The warning signs were visible for months.
Enhanced ACA premium tax credits expired at the end of 2025, and insurers are pulling back from the ACA marketplace while enrollment composition shifts toward high-deductible bronze plans. Now, the knock-on effects of these moves are beginning to emerge as leaders from the largest for-profit health systems elaborated on first-quarter results.
Nashville, Tenn.-based HCA Healthcare reported a 15% decline in exchange equivalent admissions in the first quarter while Dallas-based Tenet Healthcare saw exchange revenues fall roughly 9% to 10% year over year.
King of Prussia, Pa.-based Universal Health Services estimated a $15 million pretax hit in the quarter alone, with CFO Steve Filton warning the impact would “get larger as the year goes on … and that impact largely is reflected in higher bad debt and uncompensated care.”
Franklin, Tenn.-based Community Health Systems flagged the exchange environment as a meaningful headwind but said material effects are not expected until the second or third quarter.
All four systems held their full-year guidance, though none sounded particularly confident in doing so.
“The complexity of the exchanges is significant,” HCA CFO Mike Marks said April 24 during the company’s first-quarter earnings call. “The exchange environment remains dynamic and has not fully settled.”
The turbulence reflects a broader structural unraveling of the ACA marketplace that is accelerating this year and as major payers pull back coverage, shrink service areas or exit the ACA entirely amid mounting financial losses.
Total exchange enrollment has dropped to 23.1 million — a 5% decrease from 2025 — as the expiration of enhanced premium subsidies pushed average out-of-pocket premiums from $113 to $178 per month, according to CMS. The premium shock drove a dramatic shift in plan selection: Bronze enrollment surged 26% nationally, rising from 30% to 40% of total ACA enrollment, even as overall enrollment declined.

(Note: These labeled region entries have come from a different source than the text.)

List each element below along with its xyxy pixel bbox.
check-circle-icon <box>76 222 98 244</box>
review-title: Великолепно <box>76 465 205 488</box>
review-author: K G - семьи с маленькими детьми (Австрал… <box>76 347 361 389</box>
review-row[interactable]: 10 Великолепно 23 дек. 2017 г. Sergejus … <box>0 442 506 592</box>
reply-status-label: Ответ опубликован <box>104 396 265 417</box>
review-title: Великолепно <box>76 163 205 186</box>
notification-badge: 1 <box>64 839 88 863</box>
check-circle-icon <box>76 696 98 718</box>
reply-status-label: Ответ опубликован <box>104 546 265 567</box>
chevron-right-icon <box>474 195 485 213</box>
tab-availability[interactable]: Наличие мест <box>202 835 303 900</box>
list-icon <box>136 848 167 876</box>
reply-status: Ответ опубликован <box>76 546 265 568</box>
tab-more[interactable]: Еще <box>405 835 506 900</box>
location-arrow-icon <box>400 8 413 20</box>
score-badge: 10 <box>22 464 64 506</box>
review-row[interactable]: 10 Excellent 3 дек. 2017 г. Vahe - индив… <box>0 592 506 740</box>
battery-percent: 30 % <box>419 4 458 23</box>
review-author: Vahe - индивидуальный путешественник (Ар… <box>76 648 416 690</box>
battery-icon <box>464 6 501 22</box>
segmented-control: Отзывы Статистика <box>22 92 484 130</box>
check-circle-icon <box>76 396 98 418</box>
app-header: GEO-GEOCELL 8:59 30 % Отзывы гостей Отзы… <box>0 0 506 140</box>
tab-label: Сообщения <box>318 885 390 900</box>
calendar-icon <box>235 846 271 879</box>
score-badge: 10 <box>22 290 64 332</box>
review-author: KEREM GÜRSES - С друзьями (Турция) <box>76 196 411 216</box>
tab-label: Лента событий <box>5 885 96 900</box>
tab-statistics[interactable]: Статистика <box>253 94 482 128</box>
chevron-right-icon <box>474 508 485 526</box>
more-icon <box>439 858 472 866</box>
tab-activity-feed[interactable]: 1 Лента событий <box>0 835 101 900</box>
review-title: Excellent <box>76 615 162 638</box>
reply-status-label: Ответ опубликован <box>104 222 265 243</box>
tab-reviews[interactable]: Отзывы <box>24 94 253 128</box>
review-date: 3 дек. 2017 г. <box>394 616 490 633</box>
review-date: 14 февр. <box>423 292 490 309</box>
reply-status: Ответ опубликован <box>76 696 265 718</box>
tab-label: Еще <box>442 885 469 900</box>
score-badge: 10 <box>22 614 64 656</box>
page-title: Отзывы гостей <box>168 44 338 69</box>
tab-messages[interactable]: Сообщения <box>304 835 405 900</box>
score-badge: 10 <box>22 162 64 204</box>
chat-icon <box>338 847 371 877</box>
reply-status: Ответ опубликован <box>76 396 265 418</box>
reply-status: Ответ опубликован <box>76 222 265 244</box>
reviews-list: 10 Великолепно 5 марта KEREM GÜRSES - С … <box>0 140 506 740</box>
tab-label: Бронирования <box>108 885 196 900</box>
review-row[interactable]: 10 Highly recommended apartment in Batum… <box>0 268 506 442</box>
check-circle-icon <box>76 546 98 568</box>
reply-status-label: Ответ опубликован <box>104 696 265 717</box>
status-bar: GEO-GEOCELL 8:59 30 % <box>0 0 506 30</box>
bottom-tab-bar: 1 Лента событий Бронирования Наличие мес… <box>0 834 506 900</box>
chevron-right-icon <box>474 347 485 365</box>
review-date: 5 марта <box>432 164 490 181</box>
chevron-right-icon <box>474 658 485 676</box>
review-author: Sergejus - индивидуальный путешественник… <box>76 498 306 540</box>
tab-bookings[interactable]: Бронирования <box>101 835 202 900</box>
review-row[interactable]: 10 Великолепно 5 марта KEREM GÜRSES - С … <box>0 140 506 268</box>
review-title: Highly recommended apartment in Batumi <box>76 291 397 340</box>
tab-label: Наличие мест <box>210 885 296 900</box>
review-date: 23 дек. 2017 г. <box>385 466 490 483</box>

Hospital leaders are not just absorbing a financial hit from the exchange contraction. They are trying to manage it in real time, with incomplete data, moving targets and no clear sense of where the floor is.
The most direct impact is the shift from insured to uninsured volume.
In the first quarter, HCA reported a 16% increase in uninsured equivalent admissions compared to the fourth quarter, with more than half of that growth attributable to patients moving off exchange plans.
HCA said patients who lose or drop exchange coverage do not disappear from hospitals; they show up as uninsured, leading to care that is significantly harder to collect on.
“We see a lower collection rate on patient balances from the exchange plans as compared to traditional managed care patients, and this shift will have an impact on patient collections on care,” Mr. Marks said. “But from a context standpoint, I do not think that the impact of the shift and the growth in patient amounts due is going to be overly material, given the relatively minor portion of our patient cash collections that relate to exchange patients.”
The grace period dynamic compounds the accounting challenge.
Under ACA rules, patients receiving premium assistance have a 90-day grace period after missing a payment, but the payer is only required to cover care during the first month. For the remaining two months, executives said hospitals are left to estimate which patients will ultimately lose coverage and reserve accordingly.
“We generally do not have reliable third-party visibility at the time of service as to whether a premium has been paid,” Mr. Marks said. “Our work was to first look at every patient that came in with exchange and try our best to understand whether or not they had attrition during the quarter, at which point we recognize that revenue impact during the quarter, or make an estimate of those that we believe will lose and come out of their grace period with attrition — where we will not get paid and we will know that in second quarter and beyond.”
Tenet CFO Sun Park described a similar approach.
“Through Conifer, [we] pay very close attention patient by patient, if we can, on exchange coverage status, premium payment status and all those details,” Mr. Park said. “We will review this as the year develops and we get more data, but I think we are very appropriately reserved on our overall patient population, including exchanges. That speaks to the numbers that we shared in Q1, where admissions were down about 9% if you do the algebra. Revenues from exchanges are down probably 9% to 10% as well, so it is sort of one to one. We are in a very reasonable situation there, and we will continue to observe this as we go.”
Beyond volume, the shift toward bronze plans is creating a secondary pressure on collections even among patients who remain insured.
HCA noted a “bit of a shift from silver to bronze in the patient selection of metal tier” among its exchange patients, and flagged that benefit designs within silver plans are also carrying higher patient cost-sharing in 2026, according to Mr. Marks.
“All this is leading us to conclude that we are seeing a growth in patient amounts due on the exchanges,” he said.
CHS CEO Kevin Hammons told investors the company had “taken into consideration the additional risk of collectibility of copays and deductibles in that amount and have adjusted accordingly.”